Cohen also says the findings are consistent with other studies showing the need for higher protein consumption in older adults, especially to combat age-related sarcopenia and decline in physical performance. .

Researchers have used multidimensional modeling tools to explore the impact of nutrient intake on physiological dysregulation in older adults, thereby uncovering critical patterns of specific nutrients associated with minimal biological aging. identified.

“Our approach presents a roadmap for future research to investigate the full complexity of the landscape of vegetative aging,” said Cohen, who is also affiliated with the Butler Columbia Center for Aging.

The researchers randomly selected 1560 elderly men and women aged 67 to 84 from the Montreal, Laval, or Sherbrooke areas of Quebec, Canada between November 2003 and June 2005. data were analyzed and retested and followed up annually for 3 years. 4 years to massively assess how nutrient intake is associated with the aging process.

Aging and age-related loss of homeostasis (physiological dysregulation) were quantified by integration of blood biomarkers. Dietary effects used a nutritional geometric framework that applied to macronutrients and 19 micronutrient/nutrient subclasses. Researchers examined a range of nutritional predictors and fitted a series of eight models that adjusted for income, education level, age, physical activity, number of comorbidities, gender, and current smoking status.

Four broad patterns were observed.

  • Optimal levels of nutrient intake depended on the aging index used. Improved/reduced.
  • Intermediate levels of nutrients have sometimes worked well for many outcomes (i.e. the argument against simple high/low is the better point of view).
  • There is a wide range of acceptable nutrient intake patterns that do not deviate too much from the norm (“homeostatic plateaus”).
  • Optimal levels of one nutrient are often dependent on levels of another (such as vitamin E and vitamin C). Capturing such associations falls short of simpler analytical approaches.

The research team also developed an interactive tool that allows users to explore how different combinations of micronutrients affect different aspects of aging.

The results of this study are consistent with previous experimental studies in mice, showing that a high-protein diet may accelerate aging early in life, but is beneficial later in life.

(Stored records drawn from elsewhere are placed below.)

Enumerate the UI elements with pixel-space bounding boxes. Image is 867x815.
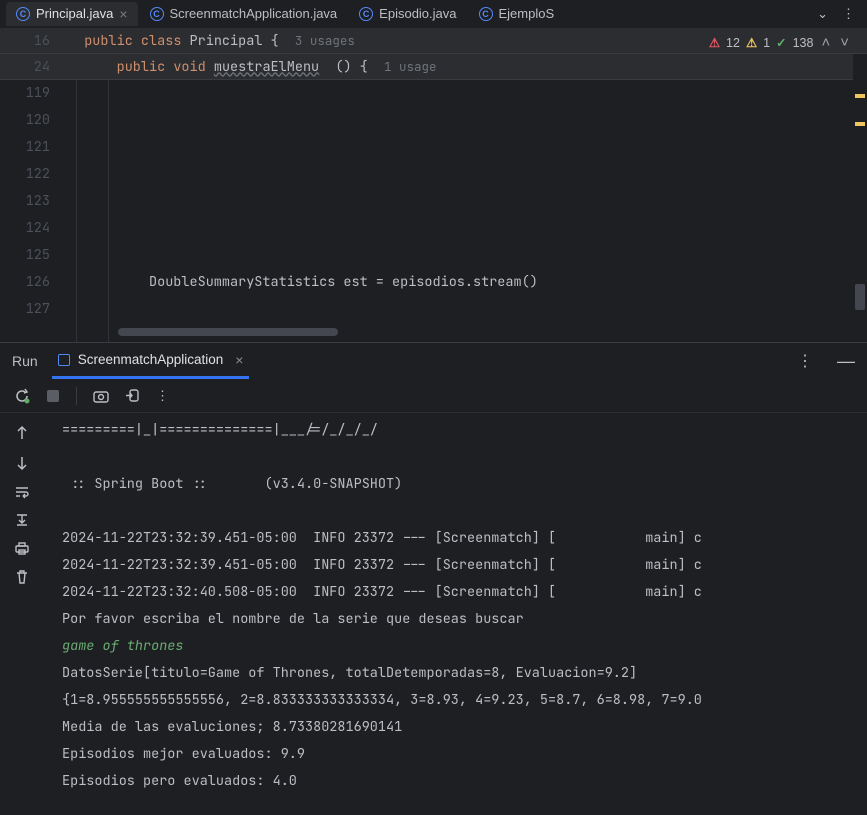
code-lines[interactable]: DoubleSummaryStatistics est = episodios.… (68, 80, 867, 342)
run-header: Run ScreenmatchApplication × ⋮ — (0, 343, 867, 379)
rerun-button[interactable] (14, 388, 30, 404)
trash-icon[interactable] (15, 569, 29, 585)
exit-icon[interactable] (125, 388, 140, 403)
scrollbar-thumb[interactable] (855, 284, 865, 310)
horizontal-scrollbar[interactable] (68, 328, 851, 338)
print-icon[interactable] (14, 541, 30, 555)
chevron-down-icon[interactable]: ˅ (838, 34, 851, 51)
tab-principal[interactable]: C Principal.java × (6, 2, 138, 26)
tab-label: Episodio.java (379, 6, 456, 21)
screenshot-icon[interactable] (93, 389, 109, 403)
tab-label: EjemploS (499, 6, 555, 21)
tab-label: ScreenmatchApplication.java (170, 6, 338, 21)
app-icon (58, 354, 70, 366)
editor: 16 public class Principal { 3 usages 24 … (0, 28, 867, 342)
run-toolbar: ⋮ (0, 379, 867, 413)
ok-icon: ✓ (776, 35, 786, 50)
sticky-header-2[interactable]: 24 public void muestraElMenu () { 1 usag… (0, 54, 867, 80)
sticky-code: public class Principal { 3 usages (68, 32, 355, 50)
run-title: Run (12, 353, 38, 369)
editor-tab-bar: C Principal.java × C ScreenmatchApplicat… (0, 0, 867, 28)
more-icon[interactable]: ⋮ (156, 388, 169, 404)
run-tool-window: Run ScreenmatchApplication × ⋮ — ⋮ (0, 342, 867, 815)
class-icon: C (150, 7, 164, 21)
close-icon[interactable]: × (231, 352, 243, 368)
inspection-widget[interactable]: ⚠12 ⚠1 ✓138 ˄ ˅ (705, 32, 855, 53)
chevron-up-icon[interactable]: ˄ (819, 34, 832, 51)
console-output[interactable]: =========|_|==============|___/=/_/_/_/ … (44, 413, 867, 815)
run-config-label: ScreenmatchApplication (78, 352, 224, 367)
soft-wrap-icon[interactable] (14, 485, 30, 499)
run-config-tab[interactable]: ScreenmatchApplication × (52, 343, 250, 379)
tab-screenmatchapp[interactable]: C ScreenmatchApplication.java (140, 2, 348, 25)
down-arrow-icon[interactable] (15, 455, 29, 471)
gutter: 119120121122123124125126127 (0, 80, 68, 342)
more-icon[interactable]: ⋮ (842, 6, 855, 22)
sticky-code: public void muestraElMenu () { 1 usage (68, 58, 437, 76)
chevron-down-icon[interactable]: ⌄ (817, 6, 828, 22)
line-number: 16 (0, 32, 68, 50)
tab-ejemplo[interactable]: C EjemploS (469, 2, 565, 25)
run-sidebar (0, 413, 44, 815)
up-arrow-icon[interactable] (15, 425, 29, 441)
line-number: 24 (0, 58, 68, 76)
code-area[interactable]: 119120121122123124125126127 DoubleSummar… (0, 80, 867, 342)
class-icon: C (479, 7, 493, 21)
tab-episodio[interactable]: C Episodio.java (349, 2, 466, 25)
error-stripe[interactable] (853, 54, 867, 334)
tab-label: Principal.java (36, 6, 113, 21)
scroll-end-icon[interactable] (14, 513, 30, 527)
class-icon: C (359, 7, 373, 21)
error-icon: ⚠ (709, 35, 720, 50)
stop-button[interactable] (46, 389, 60, 403)
close-icon[interactable]: × (119, 6, 127, 22)
more-icon[interactable]: ⋮ (797, 351, 813, 371)
warning-icon: ⚠ (746, 35, 757, 50)
minimize-icon[interactable]: — (827, 351, 855, 372)
class-icon: C (16, 7, 30, 21)
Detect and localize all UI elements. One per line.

“These results are not experimental and should be validated in other contexts. Certain findings, such as the salient features of the combination of vitamin E and vitamin C, may not be replicated in other studies.” There is, however, a qualitative finding that there is no simple answer to optimal nutrition that is likely to hold up. This is consistent with many studies of

References: “Multidimensional associations between human nutrition and healthy aging” Alistair M. Senior, Véronique Legault, Francis B. Lavoie, Nancy Presse, Pierrette Gaudreau, Valérie Turcot, David Raubenheimer, David G. Le Couteur, by Stephen J. Simpson and Alan A. Cohen, 1 September 2022, BMC biology.
DOI: 10.1186/s12915-022-01395-z

This study was funded by the Australian Research Council, the Canadian Institutes of Health Research, the Quebec Research Foundation (FRQ), and the Quebec Network for Research on Aging.